A French family hosts a Christmas dinner party and a guest, the boss of one of the revelers, is in despair over her failed marriage. To assuage her despair, one of the family, Corinne (Alice Pol), begins to tell the story about her sister, Isabelle (Diane Kruger) who fought to overcome the family curse: whoever marries, that first marriage will end in divorce. The whole family regales their guest with the story of how Isabelle broke the curse In “Fly Me to the Moon.”

Robin:
“Un Plan Parfait” (the film’s French title) is directed by longtime television director turned feature filmmaker Pascal Chaumeil. It is only his second feature – his first was the clever and entertaining “Heartbreakers (2010) – but it feels like he has been making good films forever. “Fly Me to the Moon,” on the surface, is a clichéd French rom com. But, when you look beneath the surface, you find a comedic gem.

Diane Kruger, as Isabelle, is the straight man in this situation comedy about her stoic efforts to break the family curse. She and Pierre (Robert Plagnol) have had a long live-in relationship but she is feeling the need to have children. Isabelle wants to marry him and raise a family but fears, too much, the curse. She and her sister Corinne (Alice Pol) hatch a plan – find someone, a stranger, marry then divorce him, thus bypassing the family curse. She heads to Copenhagen to marry and divorce but, on the way, meets Jean-Yves (Dany Boon), a travelogue professional heading to Africa on the job.
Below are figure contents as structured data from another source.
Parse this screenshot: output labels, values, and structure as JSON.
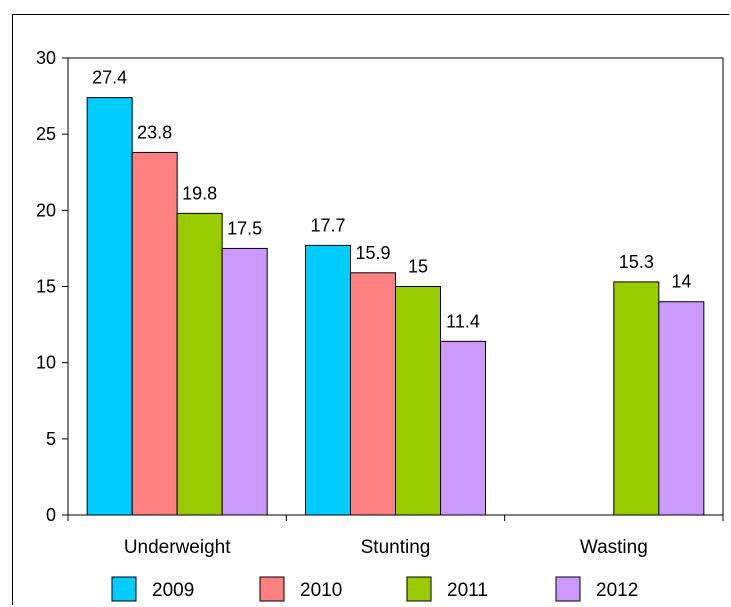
{
  "chart_data": {
    "type": "bar",
    "categories": [
      "Underweight",
      "Stunting",
      "Wasting"
    ],
    "series": [
      {
        "name": "2009",
        "values": [
          27.4,
          17.7,
          null
        ],
        "color": "#00ccff"
      },
      {
        "name": "2010",
        "values": [
          23.8,
          15.9,
          null
        ],
        "color": "#ff8080"
      },
      {
        "name": "2011",
        "values": [
          19.8,
          15,
          15.3
        ],
        "color": "#99cc00"
      },
      {
        "name": "2012",
        "values": [
          17.5,
          11.4,
          14
        ],
        "color": "#cc99ff"
      }
    ],
    "ylim": [
      0,
      30
    ],
    "yticks": [
      0,
      5,
      10,
      15,
      20,
      25,
      30
    ],
    "grid": false,
    "legend": "bottom"
  }
}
Isabelle gets the bright idea that Jean-Yves is just the man to, unwittingly, help her with her scheme and pursues him to the dark continent. This begins a comedy of errors as the beautiful Isabelle must use all her feminine wiles to land and throw back her clueless fish. From here on, she must hatch ever more complicated ploys to make her first marriage (and divorce) happen. The result is a film that is far better and funnier than it has a right to be with some hilarious (laugh out loud) predicaments that Isabelle and Jean-Yves get into.

For a little rom com, “Fly Me to the Moon” goes to a lot of places – from Africa to Moscow with Paris in between – and the filmmakers use the locales to set up some wonderful sight gags. The story follows convention with the expected end results. But, the journey to that end is where the film shines with its comedy. I give it a B+.

Laura:
Laura also gives "Fly Me to the Moon" a B+ - sure it's contrived, but Kruger and Boon are hilariously well matched - why can't Hollywood make 'em like this?